~*~
It wasn’t until they were down in the parking lot, standing beside her truck, that she realized maybe someone born in 1435 and kept as a prisoner most of his life wouldn’t know anything about modern transportation.
“This is yours?” he asked, nodding to the dusty blue Ford with the Everdale sticker on the window and the trailer hitch set under the bumper. A single crease had formed between his brows, his mouth set in a neutral line.
“Yes. Do you know what a car is?”
“Yes,” he snapped, before she’d even finished speaking. Then the neutral line became a frown, and the tips of his ears turned a delicate pink. “I just…it’s rather large, isn’t it?” A note of doubt crept into his voice, and paired with the pink ears, she had to bite back a smile.
“It’s a standard size for a truck,” she explained. “You can’t tow a horse trailer with a sports car.”
“Of course,” he saw, but the groove between his brows deepened in puzzlement. He clearly had no idea what she was talking about at all.

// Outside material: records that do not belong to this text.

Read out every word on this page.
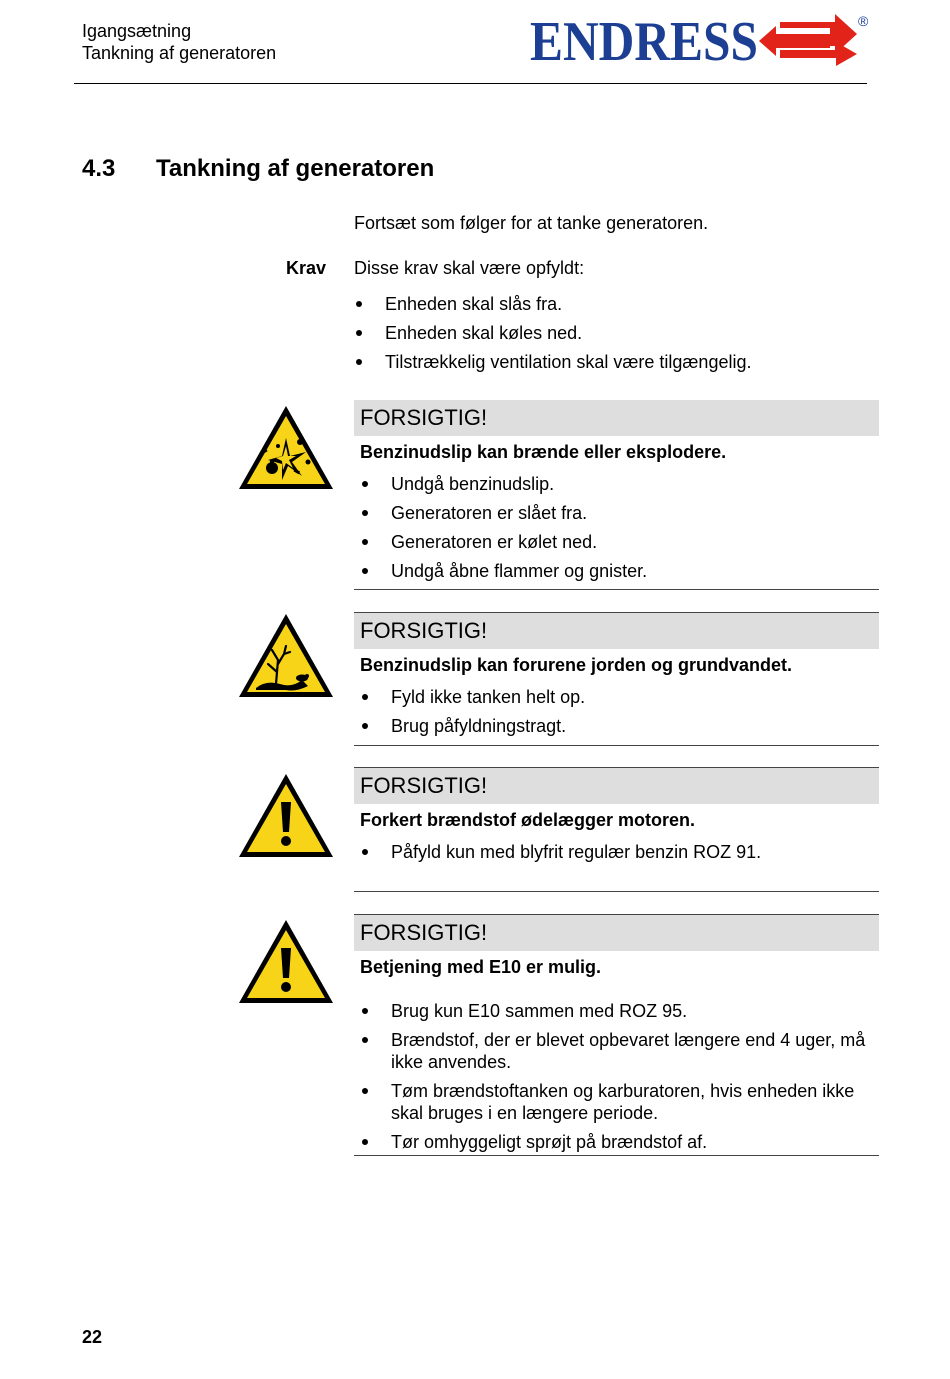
Igangsætning
Tankning af generatoren	ENDRESS	®
4.3 Tankning af generatoren
Fortsæt som følger for at tanke generatoren.
Krav Disse krav skal være opfyldt:
Enheden skal slås fra.
Enheden skal køles ned.
Tilstrækkelig ventilation skal være tilgængelig.
FORSIGTIG!
Benzinudslip kan brænde eller eksplodere.
Undgå benzinudslip.
Generatoren er slået fra.
Generatoren er kølet ned.
Undgå åbne flammer og gnister.
FORSIGTIG!
Benzinudslip kan forurene jorden og grundvandet.
Fyld ikke tanken helt op.
Brug påfyldningstragt.
FORSIGTIG!
Forkert brændstof ødelægger motoren.
Påfyld kun med blyfrit regulær benzin ROZ 91.
FORSIGTIG!
Betjening med E10 er mulig.
Brug kun E10 sammen med ROZ 95.
Brændstof, der er blevet opbevaret længere end 4 uger, må ikke anvendes.
Tøm brændstoftanken og karburatoren, hvis enheden ikke skal bruges i en længere periode.
Tør omhyggeligt sprøjt på brændstof af.
22
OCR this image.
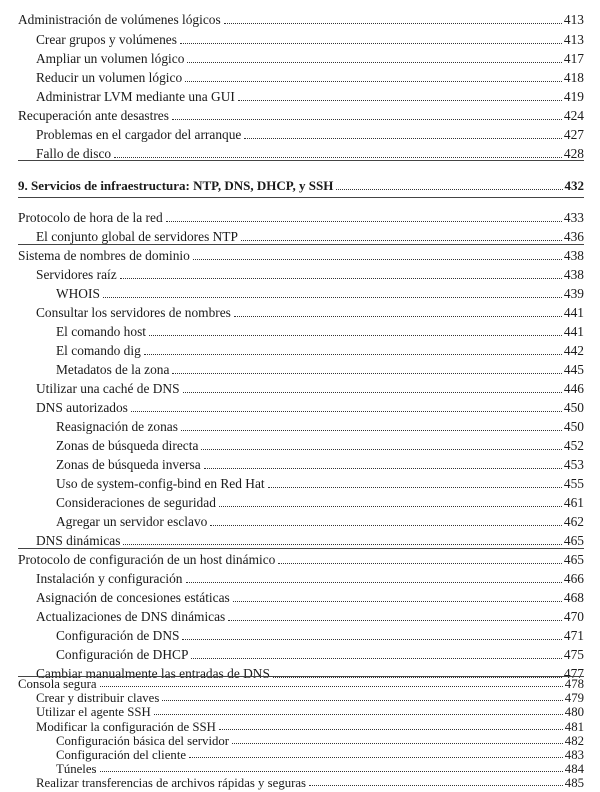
Administración de volúmenes lógicos	413
Crear grupos y volúmenes	413
Ampliar un volumen lógico	417
Reducir un volumen lógico	418
Administrar LVM mediante una GUI	419
Recuperación ante desastres	424
Problemas en el cargador del arranque	427
Fallo de disco	428
9. Servicios de infraestructura: NTP, DNS, DHCP, y SSH	432
Protocolo de hora de la red	433
El conjunto global de servidores NTP	436
Sistema de nombres de dominio	438
Servidores raíz	438
WHOIS	439
Consultar los servidores de nombres	441
El comando host	441
El comando dig	442
Metadatos de la zona	445
Utilizar una caché de DNS	446
DNS autorizados	450
Reasignación de zonas	450
Zonas de búsqueda directa	452
Zonas de búsqueda inversa	453
Uso de system-config-bind en Red Hat	455
Consideraciones de seguridad	461
Agregar un servidor esclavo	462
DNS dinámicas	465
Protocolo de configuración de un host dinámico	465
Instalación y configuración	466
Asignación de concesiones estáticas	468
Actualizaciones de DNS dinámicas	470
Configuración de DNS	471
Configuración de DHCP	475
Cambiar manualmente las entradas de DNS	477
Consola segura	478
Crear y distribuir claves	479
Utilizar el agente SSH	480
Modificar la configuración de SSH	481
Configuración básica del servidor	482
Configuración del cliente	483
Túneles	484
Realizar transferencias de archivos rápidas y seguras	485
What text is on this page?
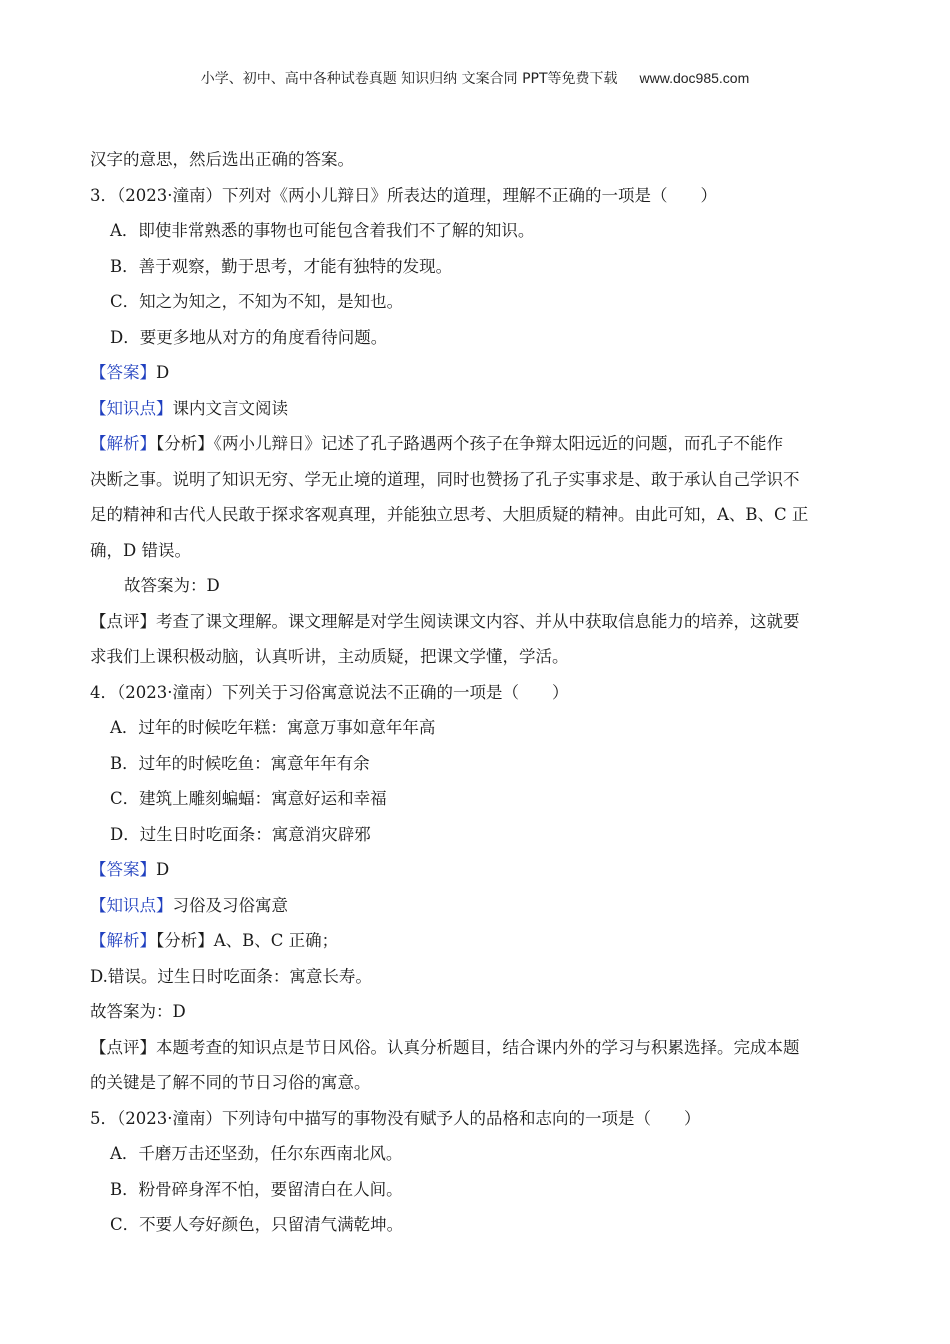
小学、初中、高中各种试卷真题 知识归纳 文案合同 PPT等免费下载 www.doc985.com
汉字的意思，然后选出正确的答案。
3．（2023·潼南）下列对《两小儿辩日》所表达的道理，理解不正确的一项是（　　）
A．即使非常熟悉的事物也可能包含着我们不了解的知识。
B．善于观察，勤于思考，才能有独特的发现。
C．知之为知之，不知为不知，是知也。
D．要更多地从对方的角度看待问题。
【答案】D
【知识点】课内文言文阅读
【解析】【分析】《两小儿辩日》记述了孔子路遇两个孩子在争辩太阳远近的问题，而孔子不能作
决断之事。说明了知识无穷、学无止境的道理，同时也赞扬了孔子实事求是、敢于承认自己学识不
足的精神和古代人民敢于探求客观真理，并能独立思考、大胆质疑的精神。由此可知，A、B、C 正
确，D 错误。
故答案为：D
【点评】考查了课文理解。课文理解是对学生阅读课文内容、并从中获取信息能力的培养，这就要
求我们上课积极动脑，认真听讲，主动质疑，把课文学懂，学活。
4．（2023·潼南）下列关于习俗寓意说法不正确的一项是（　　）
A．过年的时候吃年糕：寓意万事如意年年高
B．过年的时候吃鱼：寓意年年有余
C．建筑上雕刻蝙蝠：寓意好运和幸福
D．过生日时吃面条：寓意消灾辟邪
【答案】D
【知识点】习俗及习俗寓意
【解析】【分析】A、B、C 正确；
D.错误。过生日时吃面条：寓意长寿。
故答案为：D
【点评】本题考查的知识点是节日风俗。认真分析题目，结合课内外的学习与积累选择。完成本题
的关键是了解不同的节日习俗的寓意。
5．（2023·潼南）下列诗句中描写的事物没有赋予人的品格和志向的一项是（　　）
A．千磨万击还坚劲，任尔东西南北风。
B．粉骨碎身浑不怕，要留清白在人间。
C．不要人夸好颜色，只留清气满乾坤。
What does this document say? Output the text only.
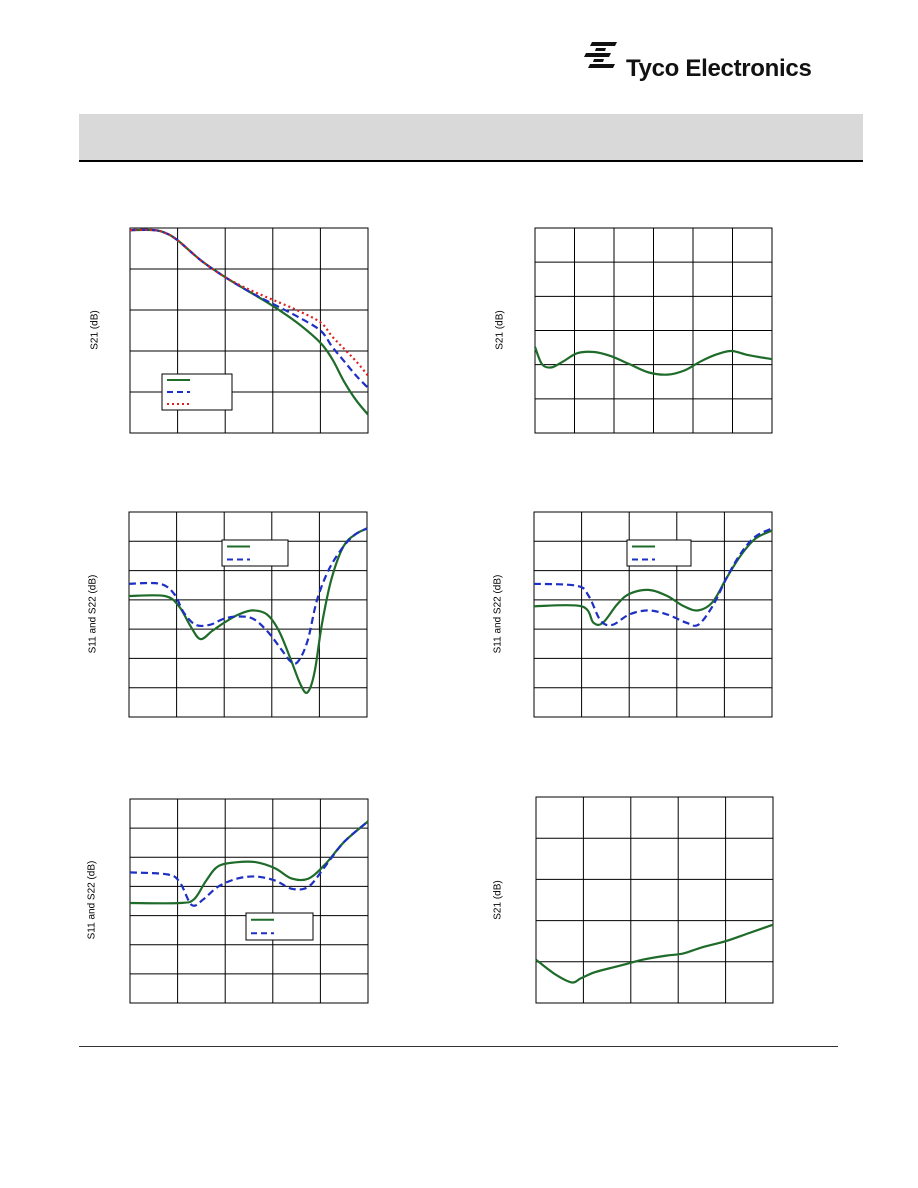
Tyco Electronics
S21 (dB)	S21 (dB)
S11 and S22 (dB)	S11 and S22 (dB)
S11 and S22 (dB)	S21 (dB)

“Look at it this way,” she said. “If you’re not really here, you can’t really fly through the windshield if I slam on the brakes, right?”
His head whipped around, braid flying. “What? That happens?”
“Only when people don’t wear their seatbelts. And don’t worry, I’m a very good driver. It won’t happen at all.” She prayed she hadn’t just jinxed herself. “You’ll be perfectly safe.”
His brows shot up. “As you pointed out, I’m not here. What about you? What if you throw yourself through the – the – wind…thing?”
Oh damn, he was too cute.
She suppressed her smile into something soothing, or so she hoped. “I’ll wear my seatbelt. And I won’t slam on the brakes. It’ll be fine. Come on, I do this every day.” She tried to nudge his arm, forgetting she couldn’t until his elbow was swirling like smoke.
He frowned and turned back to the truck. “Traveling by horse is much safer.”
“That is not even a little bit true.”
“It is!”
“Val, if you’d rather not go–”
“I’m going. How dare you take back your invitation?” Before she could tell him that she’d done no such thing, and that he was being ridiculous, he melted through the passenger door like something out ofCasperand situated himself in the seat. He shot her a narrow-eyed, challenging look through the window.
Mia chuckled and went around to get behind the wheel.
He held himself stiffly, head pressed back against the rest, hands folded together in his lap, back ramrod straight. She didn’t know how it was possible to be so uncomfortable when you weren’t even really here, but he seemed to manage that.
When they were out on the road, headed toward the farm, Mia said, “Have you ever ridden in a car before?”
He made an unhappy sound in his throat. “I’ve been transported in vehicles, yes.”
When he didn’t elaborate, she cast a glance across the cab and saw that he was staring out the window, expression withdrawn.
“What sort of vehicle?” she asked.
“I was blindfolded, I didn’t get to see.”
“Oh.”
“I wasn’t given a seat. I was thrown in like luggage.”
Because he was a prisoner.
Mia swallowed and said, “I’m sorry.”
“Yes, well, being sorry doesn’t change anything.” He took a quick, deep breath, and his tone sounded forced afterward. “Tell me about the farm.”